Traveling with Twain

In Search of America's Identity

Transgender activist Gunner Scott advises us on how to respectfully report on the transgender community

Gunner Scott

At first, transgender political activist Gunner Scott hesitated to give us an interview. The media so often bungle trans coverage that it’s not hard to understand why.

Take Rita Hester’s case, for example, which continues to resonate with Scott more than a decade later. Hester—a transgender woman—was stabbed to death in Allston, Mass., in 1998. Her murder is still unsolved.

The media identified her as male, even though Hester had been living as a woman for 10 years.

“I still hold her in my heart,” said Scott, the executive director of Massachusetts Transgender Political Coalition, which, for the past 10 years, has aimed to use political channels to end discrimination against the transgender population. Every year, he calls the police and asks for updates.

“Her case did not get the same attention as other people’s did,” he said.

Other ways traditional media outlets mess up: Asking privacy-invading, personal medical questions (i.e. “Have you had surgery?”) and publishing addresses of transgender crime victims (which can lead to additional violence). Scott said it’s important to be attentive to these nuances within the transgender community; he can disagree with an article but still find it respectful if it’s reported with tact.

And while the transgender population has historically been lumped in the LGBT group, there can be differences in their needs. For one, the larger public has more difficulty understanding the transgender community. Being transgender has to do with a person’s gender identity and not with sexual orientation; sexual orientation is about who a person is attracted to.

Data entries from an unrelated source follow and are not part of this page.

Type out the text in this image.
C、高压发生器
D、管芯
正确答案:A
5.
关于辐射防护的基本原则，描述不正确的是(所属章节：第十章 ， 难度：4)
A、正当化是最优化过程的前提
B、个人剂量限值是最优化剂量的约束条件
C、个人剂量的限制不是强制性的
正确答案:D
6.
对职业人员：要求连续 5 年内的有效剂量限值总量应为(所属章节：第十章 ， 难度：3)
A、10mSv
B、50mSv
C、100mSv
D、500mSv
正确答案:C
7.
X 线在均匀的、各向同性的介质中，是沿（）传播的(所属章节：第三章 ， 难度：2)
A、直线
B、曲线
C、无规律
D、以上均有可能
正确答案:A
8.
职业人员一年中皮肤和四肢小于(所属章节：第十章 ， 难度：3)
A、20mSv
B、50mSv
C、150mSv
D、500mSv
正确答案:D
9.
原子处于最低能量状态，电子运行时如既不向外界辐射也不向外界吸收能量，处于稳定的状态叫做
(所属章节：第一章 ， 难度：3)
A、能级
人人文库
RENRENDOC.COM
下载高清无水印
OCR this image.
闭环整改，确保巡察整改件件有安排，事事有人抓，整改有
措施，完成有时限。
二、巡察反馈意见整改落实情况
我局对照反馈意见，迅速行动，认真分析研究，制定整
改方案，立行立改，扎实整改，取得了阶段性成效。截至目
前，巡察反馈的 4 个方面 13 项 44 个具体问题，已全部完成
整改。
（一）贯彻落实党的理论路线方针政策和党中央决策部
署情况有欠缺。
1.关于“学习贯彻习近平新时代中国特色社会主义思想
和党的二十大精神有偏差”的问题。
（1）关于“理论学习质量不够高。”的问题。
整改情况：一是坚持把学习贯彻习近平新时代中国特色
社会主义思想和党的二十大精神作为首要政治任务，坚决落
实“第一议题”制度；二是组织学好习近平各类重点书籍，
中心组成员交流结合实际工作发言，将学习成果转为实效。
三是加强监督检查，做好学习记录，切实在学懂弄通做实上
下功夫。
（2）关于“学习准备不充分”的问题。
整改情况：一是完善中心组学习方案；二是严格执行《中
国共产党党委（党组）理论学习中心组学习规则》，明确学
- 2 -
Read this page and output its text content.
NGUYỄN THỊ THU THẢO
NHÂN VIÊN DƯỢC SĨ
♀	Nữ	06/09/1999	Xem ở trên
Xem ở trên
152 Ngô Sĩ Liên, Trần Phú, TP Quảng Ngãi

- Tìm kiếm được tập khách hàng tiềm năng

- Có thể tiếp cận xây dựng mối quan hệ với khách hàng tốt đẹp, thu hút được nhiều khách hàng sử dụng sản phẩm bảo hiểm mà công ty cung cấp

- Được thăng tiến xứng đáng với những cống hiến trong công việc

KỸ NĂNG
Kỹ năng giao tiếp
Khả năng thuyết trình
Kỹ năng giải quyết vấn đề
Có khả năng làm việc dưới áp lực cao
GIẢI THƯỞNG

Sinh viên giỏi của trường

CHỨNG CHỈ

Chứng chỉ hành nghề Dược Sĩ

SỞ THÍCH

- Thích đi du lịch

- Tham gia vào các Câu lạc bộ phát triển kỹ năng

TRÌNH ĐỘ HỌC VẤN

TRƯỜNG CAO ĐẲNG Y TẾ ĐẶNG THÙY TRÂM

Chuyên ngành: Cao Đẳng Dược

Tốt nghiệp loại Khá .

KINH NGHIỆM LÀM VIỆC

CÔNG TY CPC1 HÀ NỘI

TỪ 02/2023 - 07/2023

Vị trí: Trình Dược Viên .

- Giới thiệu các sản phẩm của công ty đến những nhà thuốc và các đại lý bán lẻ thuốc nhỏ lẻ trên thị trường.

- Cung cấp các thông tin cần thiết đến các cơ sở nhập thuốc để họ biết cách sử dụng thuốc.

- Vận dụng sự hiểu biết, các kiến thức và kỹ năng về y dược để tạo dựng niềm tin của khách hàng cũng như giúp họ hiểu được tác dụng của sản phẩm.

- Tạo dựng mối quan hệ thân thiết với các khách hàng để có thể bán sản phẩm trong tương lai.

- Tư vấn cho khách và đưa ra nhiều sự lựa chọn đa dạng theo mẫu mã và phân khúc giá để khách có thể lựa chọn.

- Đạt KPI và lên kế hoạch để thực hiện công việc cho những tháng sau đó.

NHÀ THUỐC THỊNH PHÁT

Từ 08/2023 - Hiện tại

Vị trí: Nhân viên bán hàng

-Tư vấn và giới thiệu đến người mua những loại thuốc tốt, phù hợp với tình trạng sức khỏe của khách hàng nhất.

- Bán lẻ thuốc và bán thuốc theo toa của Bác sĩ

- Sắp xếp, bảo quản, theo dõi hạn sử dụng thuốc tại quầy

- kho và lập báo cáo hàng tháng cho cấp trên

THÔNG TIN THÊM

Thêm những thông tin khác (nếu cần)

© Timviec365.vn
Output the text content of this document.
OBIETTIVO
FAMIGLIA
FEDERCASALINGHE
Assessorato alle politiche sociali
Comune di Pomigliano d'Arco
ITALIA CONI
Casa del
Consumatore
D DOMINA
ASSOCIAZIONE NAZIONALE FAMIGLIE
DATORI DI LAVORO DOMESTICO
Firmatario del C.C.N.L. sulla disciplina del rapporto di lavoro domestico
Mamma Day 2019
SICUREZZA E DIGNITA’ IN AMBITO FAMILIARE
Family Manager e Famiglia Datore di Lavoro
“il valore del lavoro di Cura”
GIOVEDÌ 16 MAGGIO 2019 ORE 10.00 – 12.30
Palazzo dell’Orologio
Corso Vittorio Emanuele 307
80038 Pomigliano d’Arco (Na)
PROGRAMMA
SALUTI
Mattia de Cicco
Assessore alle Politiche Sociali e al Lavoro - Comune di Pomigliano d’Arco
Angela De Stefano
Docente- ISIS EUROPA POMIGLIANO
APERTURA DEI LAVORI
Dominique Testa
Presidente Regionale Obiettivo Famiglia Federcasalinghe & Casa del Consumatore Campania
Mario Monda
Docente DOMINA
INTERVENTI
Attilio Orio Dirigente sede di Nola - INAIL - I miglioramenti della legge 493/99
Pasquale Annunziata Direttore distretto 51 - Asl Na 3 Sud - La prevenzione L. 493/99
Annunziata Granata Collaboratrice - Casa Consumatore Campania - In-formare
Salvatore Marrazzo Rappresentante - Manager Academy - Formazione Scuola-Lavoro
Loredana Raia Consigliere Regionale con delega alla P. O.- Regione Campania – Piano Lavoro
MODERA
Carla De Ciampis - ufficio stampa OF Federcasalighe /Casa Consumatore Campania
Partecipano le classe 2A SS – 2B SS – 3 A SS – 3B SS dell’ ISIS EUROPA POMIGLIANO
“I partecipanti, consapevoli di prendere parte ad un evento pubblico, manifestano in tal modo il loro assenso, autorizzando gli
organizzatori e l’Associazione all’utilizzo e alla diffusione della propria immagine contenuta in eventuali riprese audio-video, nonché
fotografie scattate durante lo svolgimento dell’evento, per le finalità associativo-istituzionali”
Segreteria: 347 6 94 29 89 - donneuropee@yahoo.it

Part of Scott’s job is to be an advocate, but even he has reservations about his image appearing in mainstream media outlets.

“I do the next day worry about getting on the train and being in my neighborhood.”

Scott, who has been threatened before, has “passing privilege,” which means he resembles a man. This makes it easier for him than, say, a 6-foot tall transgender woman.

“Being trans is a process,” he said. “For some of us, we struggle our whole lives. It isn’t just a lifestyle choice. It’s a struggle.” Scott has come out twice; the first time he went back in the closet and didn’t come out again until his 30s. One of the biggest misconceptions is that “people just wake up one day and decide they’re transgender and they transition within a week, or the next day,” he said.

Another is that transgender people want to cause trouble. “We for the most part want to put our heads down,” Scott said.